1.概況
本日の日経平均は73円高の2万954円と8日続伸し、連日で年初来高値を更新しました。TOPIXやJPX日経400、東証2部指数や新興市場のマザーズ指数など主要指数は総じて上昇しました。昨日の米国市場で主要指数が史上最高値を更新したことを受け、日経平均は76円高の2万958円で寄り付きました。寄り付き後の日経平均はやや伸び悩むと上げ幅を縮めてまもなく35円高と1日の安値をつけました。日経平均はその後再び上げ幅を広げると前場を97円高で終えました。日経平均は後場に入ると一段高となり、一時は113円高の2万994円と節目の2万1000円に迫る場面もありました。引けにかけてやや上げ幅を縮めた日経平均は73円高と寄り付きとほぼ同水準で取引を終えています。東証1部の売買代金は2兆5847億円となりました。東証33業種はその他金融業やサービス業、情報・通信業など19業種が上昇しました。一方で石油石炭製品や保険業など14業種が下げています。
2.個別銘柄等
東証1部の売買代金上位銘柄は高安まちまちでした。売買代金トップに入ったソフトバンクグループ(9984)は3.6%の大幅高となり、日経平均を40円近く押し上げました。同社が筆頭株主となっているアリババグループ(BABA)の株価が昨日に上場来高値を更新したことや、外資系証券がソフトバンクグループの目標株価を引き上げたことなどが材料になったとみられます。

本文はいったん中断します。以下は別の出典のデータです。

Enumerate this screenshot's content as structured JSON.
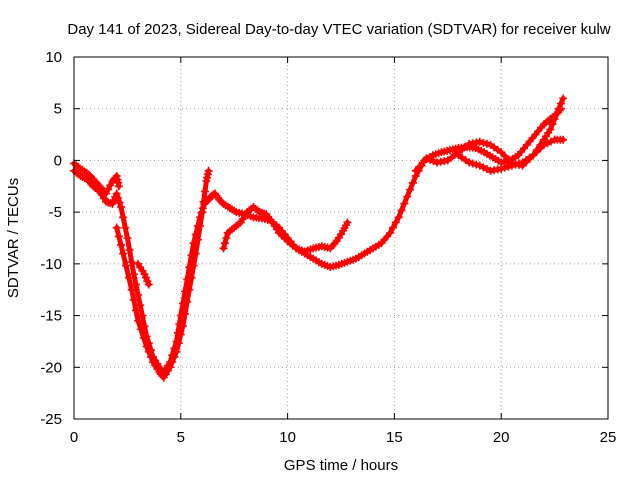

また、連日大幅安となっていた神戸製鋼所(5406)も小幅に反発しました。一方で任天堂(7974)や三菱UFJ(8306)、トヨタ自動車(7203)、キーエンス(6861)、ソニー(6758)などは下落しました。材料が出たところでは、青森銀行(8342)が11%超の大幅高となりました。10月3日に発表した公募増資について発表前から増資についての風説が流布していた可能性があり、投資家保護の観点から公募増資を中止すると昨日発表したことが好感されました。また、イタリアンレストランを展開するサイゼリヤ(7581)が9.6%の大幅高となりました。昨日発表した通期決算で営業利益が前期比24.5%増と好調で、今期の営業利益予想も11%超の増加と堅調な業績見通しが好感されました。一方で持ち帰り弁当の「ほっともっと」などを展開するプレナス(9945)は昨日発表した中間業績は堅調だったものの、通期の利益の見通しが据え置かれたことが失望売りを誘って8%超の大幅安となっています。
【VIEW POINT: 明日への視点】
朝方に112円40銭程度だったドル円はやや円高に振れましたが、日経平均は8日続伸し連日での高値更新となったことから市場のセンチメントは強気に傾いているとみられます。日経平均の予想PERは14倍台後半と企業業績に比べて割高感が出ているわけではありませんが、東証1部の騰落レシオが140%近くに達するなど徐々に短期的な過熱感が出てきています。こうした中で日経平均が早々に2万1000円の節目に到達し、その水準を固められるか注目されます。